Jumlah keseluruhan pemilih di Desa Sei Limau tercatat sebanyak 2.200 orang pada Pemilu 2024. Desa ini memiliki luas wilayah sekitar 2.082 hektar dengan jumlah penduduk sekitar 2.944 jiwa. Wilayah bagian utara berbatasan langsung dengan Sabah, Malaysia. Para WNI yang datang untuk coklit di Sei Limau berasal dari 14 RT Desa Sei Limau dan tinggal di beberapa kampung di Pulau Sebatik, Malaysia, yang menyatu dengan Sebatik Indonesia. Beberapa kampung tersebut termasuk Kampung Pisak Pisak, Kampung Sungai Limau Malaysia, Kampung Bergosong Kecil, Bergosong Besar, Sungai Tongkang, Kampung Lisbi, dan Kampung Mentadak. Mereka masuk Sebatik dengan sepeda motor. Saat musim hujan, jalan licin dan sulit dilewati, namun kondisi jalan bukan masalah bagi mereka yang tetap memenuhi undangan coklit.
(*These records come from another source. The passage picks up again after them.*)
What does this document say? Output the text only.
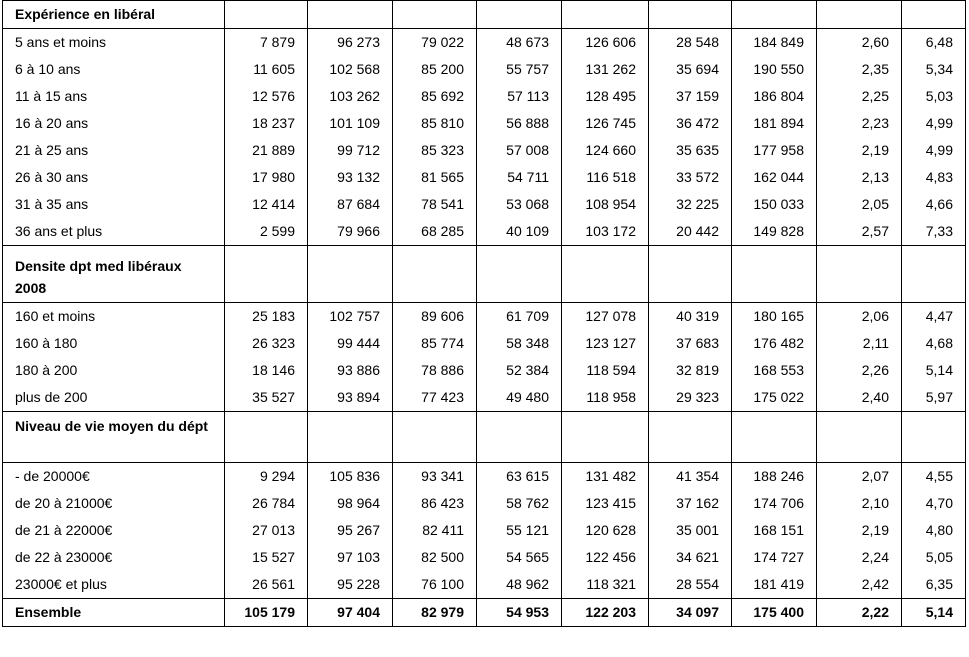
Expérience en libéral									

5 ans et moins	7 879	96 273	79 022	48 673	126 606	28 548	184 849	2,60	6,48
6 à 10 ans	11 605	102 568	85 200	55 757	131 262	35 694	190 550	2,35	5,34
11 à 15 ans	12 576	103 262	85 692	57 113	128 495	37 159	186 804	2,25	5,03
16 à 20 ans	18 237	101 109	85 810	56 888	126 745	36 472	181 894	2,23	4,99
21 à 25 ans	21 889	99 712	85 323	57 008	124 660	35 635	177 958	2,19	4,99
26 à 30 ans	17 980	93 132	81 565	54 711	116 518	33 572	162 044	2,13	4,83
31 à 35 ans	12 414	87 684	78 541	53 068	108 954	32 225	150 033	2,05	4,66
36 ans et plus	2 599	79 966	68 285	40 109	103 172	20 442	149 828	2,57	7,33

Densite dpt med libéraux
2008									

160 et moins	25 183	102 757	89 606	61 709	127 078	40 319	180 165	2,06	4,47
160 à 180	26 323	99 444	85 774	58 348	123 127	37 683	176 482	2,11	4,68
180 à 200	18 146	93 886	78 886	52 384	118 594	32 819	168 553	2,26	5,14
plus de 200	35 527	93 894	77 423	49 480	118 958	29 323	175 022	2,40	5,97

Niveau de vie moyen du dépt									

- de 20000€	9 294	105 836	93 341	63 615	131 482	41 354	188 246	2,07	4,55
de 20 à 21000€	26 784	98 964	86 423	58 762	123 415	37 162	174 706	2,10	4,70
de 21 à 22000€	27 013	95 267	82 411	55 121	120 628	35 001	168 151	2,19	4,80
de 22 à 23000€	15 527	97 103	82 500	54 565	122 456	34 621	174 727	2,24	5,05
23000€ et plus	26 561	95 228	76 100	48 962	118 321	28 554	181 419	2,42	6,35
Ensemble	105 179	97 404	82 979	54 953	122 203	34 097	175 400	2,22	5,14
Ketua Bawaslu Nunukan, Mochammad Yusran, mengatakan bahwa kebijakan mendatangkan WNI yang bekerja di perkebunan kelapa sawit di Malaysia menjadi pilihan bijak. “Ada beberapa Kecamatan di Pulau Sebatik Indonesia, yaitu Kecamatan Sebatik Tengah, Sebatik Barat, dan Sebatik Utara, yang sebagian pemilihnya didatangkan untuk coklit di perbatasan. Secara de jure, mereka terdata sebagai penduduk Pulau Sebatik.
Tapi secara de facto, mereka tinggal di Malaysia, di luar teritorial Indonesia,” ujarnya. Pengawasan coklit di perbatasan masih berlangsung dan dibuka hingga malam hari. Meskipun tidak bisa memastikan semua WNI di Malaysia yang memiliki hak pilih datang untuk melakukan coklit, setidaknya penyelenggara Pemilu bisa meminimalisir risiko pelanggaran batas negara. “Kami punya pengalaman diamankan aparat Malaysia pada Pilkada Nunukan 2015 lalu. Kami saat itu masuk dengan izin, untuk memastikan WNI di sana telah dicoklit. Namun pulangnya, kami digeledah dan diperiksa semua barang bawaan kami. Ada sekitar dua jam diperiksa, dan kami tidak ingin pengalaman itu terulang,” tambah Yusran.
” Baca Juga: Kritik Terhadap Timnas Inggris Sebelum Lawan Slovakia “
Yusran menegaskan, sangat wajar jika aparat keamanan di perbatasan memiliki kewaspadaan tinggi terhadap WNA. KPU dan Bawaslu juga berkewajiban menjamin hak pilih WNI, meskipun ada beberapa hal teknis yang tidak bisa diterapkan karena kekhususan wilayah dan masalah, seperti para pemilih yang berdomisili di Malaysia. “Dalam rangka menyelamatkan hak pilih, jangan sampai yang prosedural teknis mengalahkan substansi hak politiknya. Jadi pendataan itu penting, karena kalau tidak didata akan berbahaya. Dia tidak bisa menyalurkan hak pilihnya, dan berisiko kamtibmas yang pasti jadi problem besar,” kata Yusran.